La pratique psychiatrique doit faire face à deux paradoxes, le premier étant de tenter d’objectiver ce qui, par nature, est subjectif. Le second paradoxe apparaît lorsque la psychiatrie parvient à objectiver, c'est-à-dire à identifier la cause précise d'une pathologie psychiatrique. Dés lors, cette cause sort de son champ d'intervention pour rejoindre ceux de la chirurgie, de la neurologie ou des médecins généralistes. Ce fut notamment le cas de l’épilepsie, considérée à une certaine époque comme maladie mentale. Dés que les psychiatres ont su isoler son origine neurologique, son traitement en revînt aux neurologues.
L’évaluation
Elle se conjugue avec le diagnostic et se base sur la relation entre patient et psychiatre qui pourrait être décrite selon ces termes : « Ta souffrance et ta singularité, nous savons sur elles assez de choses, dont tu ne te doutes pas, pour reconnaître que c’est une maladie ; mais cette maladie, nous la connaissons assez pour savoir que tu ne peux exercer sur elle et par rapport à elle aucun droit. Ta folie, notre science, nous permet de l’appeler maladie et dès lors nous sommes, nous médecins, qualifiés pour intervenir et diagnostiquer en toi une folie qui t’empêche d’être un malade comme les autres, tu seras donc un malade mental. » (3)
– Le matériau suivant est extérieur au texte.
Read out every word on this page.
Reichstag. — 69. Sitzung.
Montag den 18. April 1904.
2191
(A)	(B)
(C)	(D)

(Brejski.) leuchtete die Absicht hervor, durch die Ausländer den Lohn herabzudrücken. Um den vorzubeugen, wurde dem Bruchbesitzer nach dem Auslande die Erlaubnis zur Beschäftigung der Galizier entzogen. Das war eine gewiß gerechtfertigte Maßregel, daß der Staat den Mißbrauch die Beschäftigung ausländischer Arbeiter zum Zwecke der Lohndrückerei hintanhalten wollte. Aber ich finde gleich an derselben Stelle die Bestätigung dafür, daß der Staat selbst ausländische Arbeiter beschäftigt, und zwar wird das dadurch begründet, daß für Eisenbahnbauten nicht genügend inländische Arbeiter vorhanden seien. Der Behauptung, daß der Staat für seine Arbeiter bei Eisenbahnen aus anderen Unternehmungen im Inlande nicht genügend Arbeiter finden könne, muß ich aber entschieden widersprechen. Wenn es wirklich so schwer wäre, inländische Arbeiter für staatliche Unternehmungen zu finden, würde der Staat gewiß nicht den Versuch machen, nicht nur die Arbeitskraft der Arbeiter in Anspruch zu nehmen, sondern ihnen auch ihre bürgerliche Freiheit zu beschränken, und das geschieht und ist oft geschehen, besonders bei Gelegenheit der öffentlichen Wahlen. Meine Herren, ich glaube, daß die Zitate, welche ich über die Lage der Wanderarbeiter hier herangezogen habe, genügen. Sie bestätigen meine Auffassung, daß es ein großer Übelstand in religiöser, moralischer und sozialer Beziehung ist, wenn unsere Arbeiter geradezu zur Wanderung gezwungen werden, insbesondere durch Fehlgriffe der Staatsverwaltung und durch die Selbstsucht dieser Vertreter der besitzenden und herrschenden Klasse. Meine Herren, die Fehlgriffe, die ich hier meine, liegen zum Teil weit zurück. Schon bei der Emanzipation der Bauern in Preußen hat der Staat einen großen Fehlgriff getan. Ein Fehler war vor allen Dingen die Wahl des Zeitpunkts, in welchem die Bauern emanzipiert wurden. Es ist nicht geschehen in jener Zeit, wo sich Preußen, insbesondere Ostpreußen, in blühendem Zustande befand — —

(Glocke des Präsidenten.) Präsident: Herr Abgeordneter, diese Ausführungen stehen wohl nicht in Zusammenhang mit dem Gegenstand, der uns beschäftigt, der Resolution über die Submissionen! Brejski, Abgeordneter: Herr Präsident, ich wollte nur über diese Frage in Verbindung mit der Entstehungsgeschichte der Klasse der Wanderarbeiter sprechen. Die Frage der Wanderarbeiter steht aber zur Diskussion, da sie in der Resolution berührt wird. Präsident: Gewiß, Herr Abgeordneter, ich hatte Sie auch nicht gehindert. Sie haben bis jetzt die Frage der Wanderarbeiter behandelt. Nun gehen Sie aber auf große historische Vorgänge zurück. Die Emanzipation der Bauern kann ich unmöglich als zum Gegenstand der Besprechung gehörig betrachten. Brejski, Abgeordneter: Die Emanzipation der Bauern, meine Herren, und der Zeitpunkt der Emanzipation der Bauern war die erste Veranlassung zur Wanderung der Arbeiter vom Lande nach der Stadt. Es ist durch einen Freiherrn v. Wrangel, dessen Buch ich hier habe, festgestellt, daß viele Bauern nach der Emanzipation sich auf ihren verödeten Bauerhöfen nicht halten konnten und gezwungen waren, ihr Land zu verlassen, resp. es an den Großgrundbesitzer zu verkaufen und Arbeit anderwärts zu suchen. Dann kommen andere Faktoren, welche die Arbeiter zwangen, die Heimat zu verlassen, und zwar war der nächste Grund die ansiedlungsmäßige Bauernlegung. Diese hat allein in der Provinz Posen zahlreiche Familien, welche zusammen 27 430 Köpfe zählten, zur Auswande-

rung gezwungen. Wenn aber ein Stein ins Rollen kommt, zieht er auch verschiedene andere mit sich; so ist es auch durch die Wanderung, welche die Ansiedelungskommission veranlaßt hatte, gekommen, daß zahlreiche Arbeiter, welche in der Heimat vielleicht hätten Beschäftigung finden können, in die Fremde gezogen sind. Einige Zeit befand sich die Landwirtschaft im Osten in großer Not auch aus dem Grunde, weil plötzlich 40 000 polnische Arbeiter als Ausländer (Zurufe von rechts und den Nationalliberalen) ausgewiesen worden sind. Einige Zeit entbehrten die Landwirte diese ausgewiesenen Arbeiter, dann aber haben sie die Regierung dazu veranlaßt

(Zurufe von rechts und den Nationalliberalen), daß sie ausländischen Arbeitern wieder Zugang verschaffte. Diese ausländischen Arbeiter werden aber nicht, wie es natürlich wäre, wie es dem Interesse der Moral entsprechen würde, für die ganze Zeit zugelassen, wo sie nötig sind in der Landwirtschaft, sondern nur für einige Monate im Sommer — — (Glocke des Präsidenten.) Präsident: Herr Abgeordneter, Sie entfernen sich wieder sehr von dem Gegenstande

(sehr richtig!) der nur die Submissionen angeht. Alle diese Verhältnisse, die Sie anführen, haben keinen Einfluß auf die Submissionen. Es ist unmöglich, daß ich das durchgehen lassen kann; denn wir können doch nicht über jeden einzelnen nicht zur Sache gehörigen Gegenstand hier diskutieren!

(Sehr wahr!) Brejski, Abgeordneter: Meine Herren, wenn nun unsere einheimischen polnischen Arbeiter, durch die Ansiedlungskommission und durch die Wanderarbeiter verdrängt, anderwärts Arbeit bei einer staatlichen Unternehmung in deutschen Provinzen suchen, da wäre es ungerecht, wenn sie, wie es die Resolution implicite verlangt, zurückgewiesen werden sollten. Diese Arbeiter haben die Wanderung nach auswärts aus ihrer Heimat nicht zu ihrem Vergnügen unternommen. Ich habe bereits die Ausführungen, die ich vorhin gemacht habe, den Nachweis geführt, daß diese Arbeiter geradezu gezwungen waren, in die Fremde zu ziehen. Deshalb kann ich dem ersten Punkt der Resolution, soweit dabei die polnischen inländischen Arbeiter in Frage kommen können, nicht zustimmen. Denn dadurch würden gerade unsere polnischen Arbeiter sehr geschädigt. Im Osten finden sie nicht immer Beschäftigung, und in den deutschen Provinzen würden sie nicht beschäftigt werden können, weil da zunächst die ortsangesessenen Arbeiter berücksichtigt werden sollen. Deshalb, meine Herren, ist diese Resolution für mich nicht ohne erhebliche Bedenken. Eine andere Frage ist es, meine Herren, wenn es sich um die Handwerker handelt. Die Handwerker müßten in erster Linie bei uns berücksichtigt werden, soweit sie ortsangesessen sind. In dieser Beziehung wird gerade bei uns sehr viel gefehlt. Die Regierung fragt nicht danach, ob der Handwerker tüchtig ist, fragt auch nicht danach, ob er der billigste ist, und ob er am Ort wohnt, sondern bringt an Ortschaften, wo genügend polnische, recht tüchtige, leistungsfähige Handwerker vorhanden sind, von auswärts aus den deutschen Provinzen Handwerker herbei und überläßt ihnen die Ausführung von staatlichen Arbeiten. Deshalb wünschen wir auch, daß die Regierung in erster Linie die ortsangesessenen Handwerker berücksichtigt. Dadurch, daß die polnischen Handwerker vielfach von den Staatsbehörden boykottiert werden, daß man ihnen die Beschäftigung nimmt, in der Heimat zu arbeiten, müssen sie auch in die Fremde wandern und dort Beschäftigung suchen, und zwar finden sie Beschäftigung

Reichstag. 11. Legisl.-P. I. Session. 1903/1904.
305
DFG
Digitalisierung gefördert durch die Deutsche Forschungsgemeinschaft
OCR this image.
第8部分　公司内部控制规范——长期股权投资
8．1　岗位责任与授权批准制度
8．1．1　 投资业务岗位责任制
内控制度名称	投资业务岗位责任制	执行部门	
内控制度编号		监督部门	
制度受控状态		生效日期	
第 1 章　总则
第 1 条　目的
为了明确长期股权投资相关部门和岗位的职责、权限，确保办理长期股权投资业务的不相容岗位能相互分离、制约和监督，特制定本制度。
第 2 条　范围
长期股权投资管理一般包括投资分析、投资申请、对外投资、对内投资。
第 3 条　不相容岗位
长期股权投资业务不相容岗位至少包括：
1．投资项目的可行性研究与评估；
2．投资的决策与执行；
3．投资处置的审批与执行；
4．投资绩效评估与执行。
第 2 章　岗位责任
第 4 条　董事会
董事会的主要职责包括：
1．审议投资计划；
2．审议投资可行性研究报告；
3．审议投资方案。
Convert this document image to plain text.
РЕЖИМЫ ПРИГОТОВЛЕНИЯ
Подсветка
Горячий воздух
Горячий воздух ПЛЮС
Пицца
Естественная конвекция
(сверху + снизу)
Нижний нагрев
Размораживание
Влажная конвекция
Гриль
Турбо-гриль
La psychiatrie suppose ainsi l’expertise de ses médecins en matière de sémiologie, cette science qui étudie les différents systèmes de signes du comportement de l’individu, de ses fonctions intellectuelles et de son état émotionnel. Cette étude est facilitée au travers de classifications permettant de rassembler les symptômes pour constituer des syndromes, des troubles et des entités spécifiques.
Deux types de psychiatrie
La première, psychiatrie de ‘contenant’, privilégie le symptôme dans ce qu’il a d’objectivable et donc d’évaluable. Son tableau clinique se caractérise par une liste de symptômes classés selon des regroupements qui permettent de reconnaître une catégorie de pathologie. L’ensemble de l'action thérapeutique est alors guidée par cette symptomatologie, ses résultats étant reconnus à partir de scores obtenus lors de la passation de différentes échelles d’évaluation. Cette approche tend donc à privilégier ce qui est dit et non plus la façon dont cela est dit.
Elle se différencie ainsi à la seconde pratique ‘de contenu’ qui choisit de souligner ce qui s’entend dans ce qui est dit autant que dans ce qui ne l'est pas. Elle déchiffre le discours, les silences, les intonations, les lapsus, les gestes… et s’intéresse peu, en fait, aux symptômes objectivables.
Ces deux conceptions de la psychiatrie loin d’être opposables, peuvent se compléter et s’équilibrer pour rendre compte de l’homme dans sa totalité, à la fois être de science et être doué d’âme. D’ailleurs, les premiers ouvrages qui ont marqué la naissance de la psychiatrie fin 17ème siècle se nommaient ‘Traités médico-philosophiques’ et non ‘Manuels de psychiatrie’.
(1) Diagnostic and Statistical Manual
(2) Classification Internationale des Maladies
(3) Foucault M., La maison des fous.– 1980, in F. & F. Basaglia ; Les criminels de paix ; 145-160. Paris, Presses Universitaires de France.